METHODS: Radiological examination of a 41 years old woman showed an osteolytic lesion in the os pubis with a large soft tissue component. Examination of a core needle biopsy led to the diagnosis chondromyxoid fibroma, and the patient was treated with curettage. Microscopic examination of the specimen showed a tumor tissue in which a pink-bluish background matrix was studded with small spindled to stellate cells without atypia, fitting well the chondromyxoid fibroma diagnosis. Focally, a more cartilage-like appearance was observed with cells lying in lacunae and areas with calcification. G-banding analysis of short-term cultured tumor cells yielded the karyotype 46,XX,der(1)inv(1)(p33~34q42) add(1)(p32)?ins(1;?)(q42;?),del(5)(q31),der(5)t(1;5)(q42;q35)[12]/46,XX[3]. RT-PCR together with Sanger sequencing showed the presence of two IRF2BP2::CDX1 chimeric transcripts in which exon 1 of the IRF2BP2 reference sequence NM_182972.3 or NM_001077397.1 was fused to exon 2 of CDX1. Both chimeras were predicted to code for proteins containing the zinc finger domain of IRF2BP2 and homeobox domain of CDX1.

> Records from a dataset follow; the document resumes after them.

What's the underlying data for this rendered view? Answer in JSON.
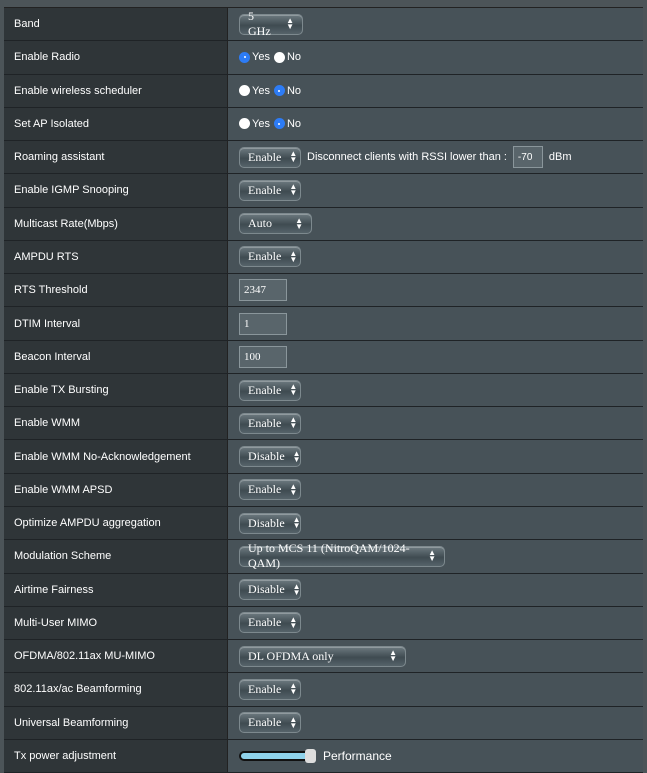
{
  "rows": [
    {
      "label": "Band",
      "type": "select",
      "value": "5 GHz",
      "w": 64
    },
    {
      "label": "Enable Radio",
      "type": "radio",
      "options": [
        "Yes",
        "No"
      ],
      "selected": "Yes"
    },
    {
      "label": "Enable wireless scheduler",
      "type": "radio",
      "options": [
        "Yes",
        "No"
      ],
      "selected": "No"
    },
    {
      "label": "Set AP Isolated",
      "type": "radio",
      "options": [
        "Yes",
        "No"
      ],
      "selected": "No"
    },
    {
      "label": "Roaming assistant",
      "type": "roaming",
      "value": "Enable",
      "text": "Disconnect clients with RSSI lower than :",
      "rssi": "-70",
      "unit": "dBm"
    },
    {
      "label": "Enable IGMP Snooping",
      "type": "select",
      "value": "Enable"
    },
    {
      "label": "Multicast Rate(Mbps)",
      "type": "select",
      "value": "Auto",
      "w": 73
    },
    {
      "label": "AMPDU RTS",
      "type": "select",
      "value": "Enable"
    },
    {
      "label": "RTS Threshold",
      "type": "input",
      "value": "2347"
    },
    {
      "label": "DTIM Interval",
      "type": "input",
      "value": "1"
    },
    {
      "label": "Beacon Interval",
      "type": "input",
      "value": "100"
    },
    {
      "label": "Enable TX Bursting",
      "type": "select",
      "value": "Enable"
    },
    {
      "label": "Enable WMM",
      "type": "select",
      "value": "Enable"
    },
    {
      "label": "Enable WMM No-Acknowledgement",
      "type": "select",
      "value": "Disable"
    },
    {
      "label": "Enable WMM APSD",
      "type": "select",
      "value": "Enable"
    },
    {
      "label": "Optimize AMPDU aggregation",
      "type": "select",
      "value": "Disable"
    },
    {
      "label": "Modulation Scheme",
      "type": "select",
      "value": "Up to MCS 11 (NitroQAM/1024-QAM)",
      "w": 206
    },
    {
      "label": "Airtime Fairness",
      "type": "select",
      "value": "Disable"
    },
    {
      "label": "Multi-User MIMO",
      "type": "select",
      "value": "Enable"
    },
    {
      "label": "OFDMA/802.11ax MU-MIMO",
      "type": "select",
      "value": "DL OFDMA only",
      "w": 167
    },
    {
      "label": "802.11ax/ac Beamforming",
      "type": "select",
      "value": "Enable"
    },
    {
      "label": "Universal Beamforming",
      "type": "select",
      "value": "Enable"
    },
    {
      "label": "Tx power adjustment",
      "type": "slider",
      "value_percent": 100,
      "text": "Performance"
    }
  ]
}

CONCLUSIONS: IRF2BP2::CDX1 chimera is recurrent in chondrogenic tumors. The data are still too sparse to conclude whether it is a hallmark of benign or malignant tumors.
摘要:
目的:软骨源性肿瘤是良性的,显示软骨分化的中间或恶性肿瘤。2012年,我们报道了携带t(1;5)(q42;q32)的间充质软骨肉瘤,导致IRF2BP2::CDX1融合基因。这里,我们报道了第二个带有IRF2BP2::CDX1嵌合体的软骨源性肿瘤。

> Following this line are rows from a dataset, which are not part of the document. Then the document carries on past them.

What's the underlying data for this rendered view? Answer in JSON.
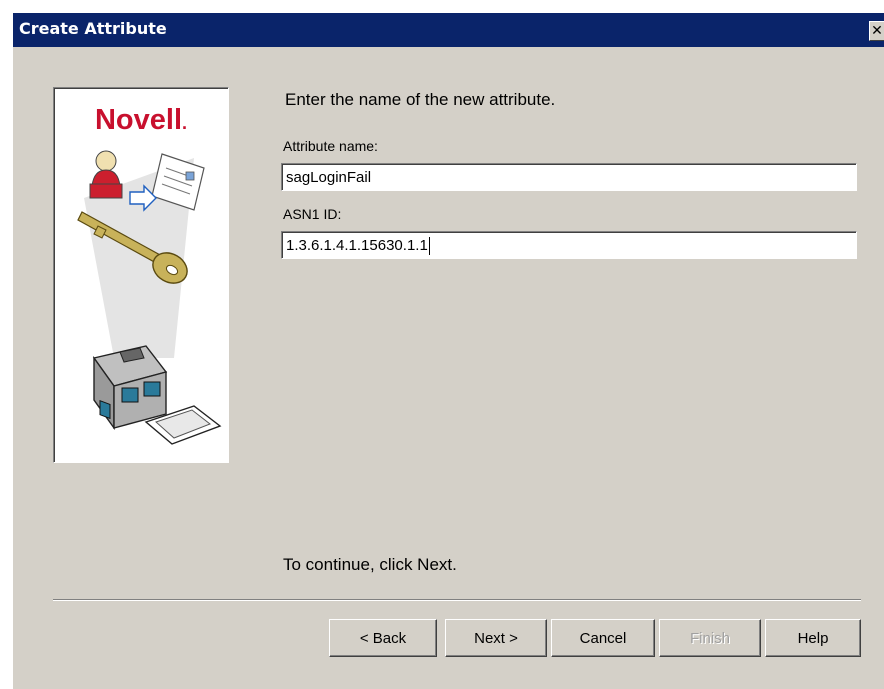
{
  "window": {
    "title": "Create Attribute",
    "close_glyph": "✕"
  },
  "banner": {
    "brand": "Novell",
    "brand_dot": ".",
    "brand_color": "#c8102e",
    "icons": [
      "user-icon",
      "envelope-icon",
      "key-icon",
      "server-icon"
    ]
  },
  "form": {
    "prompt": "Enter the name of the new attribute.",
    "attribute_name_label": "Attribute name:",
    "attribute_name_value": "sagLoginFail",
    "asn1_label": "ASN1 ID:",
    "asn1_value": "1.3.6.1.4.1.15630.1.1"
  },
  "footer": {
    "continue_text": "To continue, click Next."
  },
  "buttons": {
    "back": "< Back",
    "next": "Next >",
    "cancel": "Cancel",
    "finish": "Finish",
    "help": "Help"
  }
}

方法:一名41岁女性的放射学检查显示耻骨溶骨性病变,软组织成分较大。检查核心针活检导致诊断软骨粘液样纤维瘤,患者接受了刮宫治疗。标本的显微镜检查显示肿瘤组织,其中粉红色的蓝色背景基质上布满了小的纺锤状星状细胞,没有异型性。很好地拟合软骨粘液样纤维瘤的诊断。集中,细胞位于腔隙和钙化区域,观察到更像软骨的外观。短期培养的肿瘤细胞的G显带分析产生了核型46,XX,der(1)inv(1)(p33〜34q42)加(1)(p32)?ins(1;?)(q42;?),del(5)(q31),der(5)t(1;5)(q42;q35)[12]/46,XX[3]。RT-PCR与Sanger测序一起显示存在两个IRF2BP2::CDX1嵌合转录物,其中IRF2BP2参考序列NM_182972.3或NM_001077397.1的外显子1与CDX1的外显子2融合。预测两种嵌合体编码含有IRF2BP2的锌指结构域和CDX1的同源盒结构域的蛋白质。
结论:IRF2BP2::CDX1嵌合体在软骨源性肿瘤中复发。数据仍然太稀疏,无法断定它是良性还是恶性肿瘤的标志。
方法:一名41岁女性的放射学检查显示耻骨溶骨性病变,软组织成分较大。检查核心针活检导致诊断软骨粘液样纤维瘤,患者接受了刮宫治疗。标本的显微镜检查显示肿瘤组织,其中粉红色的蓝色背景基质上布满了小的纺锤状星状细胞,没有异型性。很好地拟合软骨粘液样纤维瘤的诊断。集中,细胞位于腔隙和钙化区域,观察到更像软骨的外观。短期培养的肿瘤细胞的G显带分析产生了核型46,XX,der(1)inv(1)(p33〜34q42)加(1)(p32)?ins(1;?)(q42;?),del(5)(q31),der(5)t(1;5)(q42;q35)[12]/46,XX[3]。RT-PCR与Sanger测序一起显示存在两个IRF2BP2::CDX1嵌合转录物,其中IRF2BP2参考序列NM_182972.3或NM_001077397.1的外显子1与CDX1的外显子2融合。预测两种嵌合体编码含有IRF2BP2的锌指结构域和CDX1的同源盒结构域的蛋白质。
结论:IRF2BP2::CDX1嵌合体在软骨源性肿瘤中复发。数据仍然太稀疏,无法断定它是良性还是恶性肿瘤的标志。